Flower constancy has been observed for insect pollinators: especially honeybees (Apis mellifera), a bumblebee (Bombus terrestris), and a butterfly (Thymelicus sylvestris). For example, honeybees have demonstrated a preference for certain flower types and constantly return even if other more rewarding flowers are available. This is shown for example in experiments where honeybees remain flower constant and do not attempt to feed on other available flowers that exhibit an alternative color to their preferred flower type.

== Adaptive behavior ==

Flower constancy favors flower pollination, that is, pollinators that are flower constant are more likely to transfer pollen to other conspecific plants. Also, flower constancy prevents the loss of pollen during interspecific flights and pollinators from clogging stigmas with pollen of other flower species. Flower constancy can be enhanced when the flowers are more dissimilar, for example in their coloration. When, in a community of flowering plants, the flowers are all similarly colored, the constancy is often lower because different species are more difficult to distinguish, whereas constancy tends to be higher when the flowers are distinctly differently colored.

Flower constancy benefits flower pollination but, arguably, constancy is not so obviously adaptive for pollinators. Individuals that show constant behavior ignore other flowers that could potentially provide more nectar (reward) than their preferred type.
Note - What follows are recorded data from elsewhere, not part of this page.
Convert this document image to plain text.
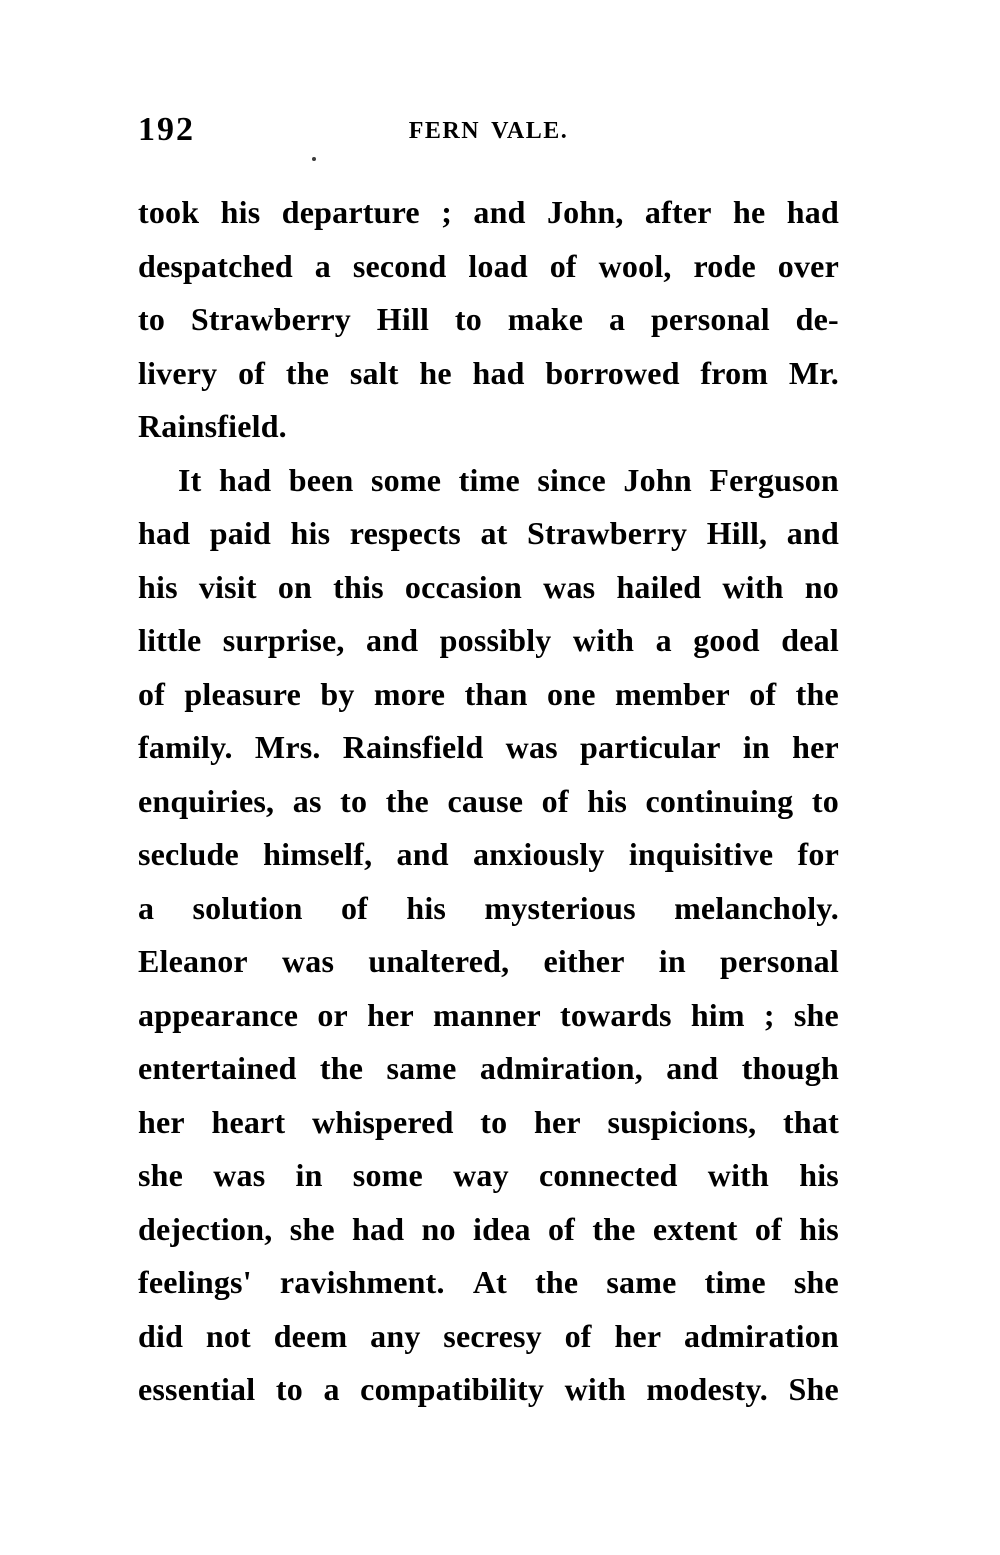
192	FERN VALE.
took his departure ; and John, after he had
despatched a second load of wool, rode over
to Strawberry Hill to make a personal de-
livery of the salt he had borrowed from Mr.
Rainsfield.
It had been some time since John Ferguson
had paid his respects at Strawberry Hill, and
his visit on this occasion was hailed with no
little surprise, and possibly with a good deal
of pleasure by more than one member of the
family. Mrs. Rainsfield was particular in her
enquiries, as to the cause of his continuing to
seclude himself, and anxiously inquisitive for
a solution of his mysterious melancholy.
Eleanor was unaltered, either in personal
appearance or her manner towards him ; she
entertained the same admiration, and though
her heart whispered to her suspicions, that
she was in some way connected with his
dejection, she had no idea of the extent of his
feelings' ravishment. At the same time she
did not deem any secresy of her admiration
essential to a compatibility with modesty. She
As a result, flower constancy seems to contradict optimal foraging models, which assume that animals will move minimal distances between food resources and so will feed on a mixture of these to maximize their energy intake per unit time. As a result of this apparent contradiction, many hypotheses have been proposed to explain flower constancy in insects to determine the adaptability of flower constancy. One of the most popular explanations is that insects that are flower constant have limited memory space and can only focus on one flower type at a time.

== Hypotheses ==

=== Memory limitation ===

Insects, as with other animals, have short-term memory or "working memory" where information is stored temporarily for a few seconds or minutes. Additionally, insects have long-term memory or "reference memory", which stores information for hours or more. One of the most widespread explanations for flower constancy is that insects can only identify and handle one flower type or species at a time. Conversely, other scientists argue that insects such as bees can store large amounts of information (location of nest, flower patches, and existence of surrounding landmarks) in their long-term memory.

=== Learning investment ===

The learning investment hypothesis relates to the ability of an insect to learn a motor skill to handle and obtain nectar from a flower type or species. Learning these motor skills could require substantial investment; switching to other flower types or species could be inefficient and consequently non-adaptive. Concentrating and feeding on one particular flower type would then increase the insect's efficiency of obtaining nectar.

=== Costly information ===

The costly information hypothesis explains flower constancy by supposing that insects stay constant to a one flower type because they know they are obtaining a reliable reward: nectar. The insect does not venture to feed on other flower types because it cannot predict the amount of nectar in other flowers, and could waste foraging time probing less productive types of flower.

=== Resource-partitioning ===

In social foragers, flower constancy could benefit the colony in that foragers avoid competition by specializing on a specific flower type. In this case, an individual insect, for example a bee, becomes flower constant to avoid competition and thus increase its foraging efficiency.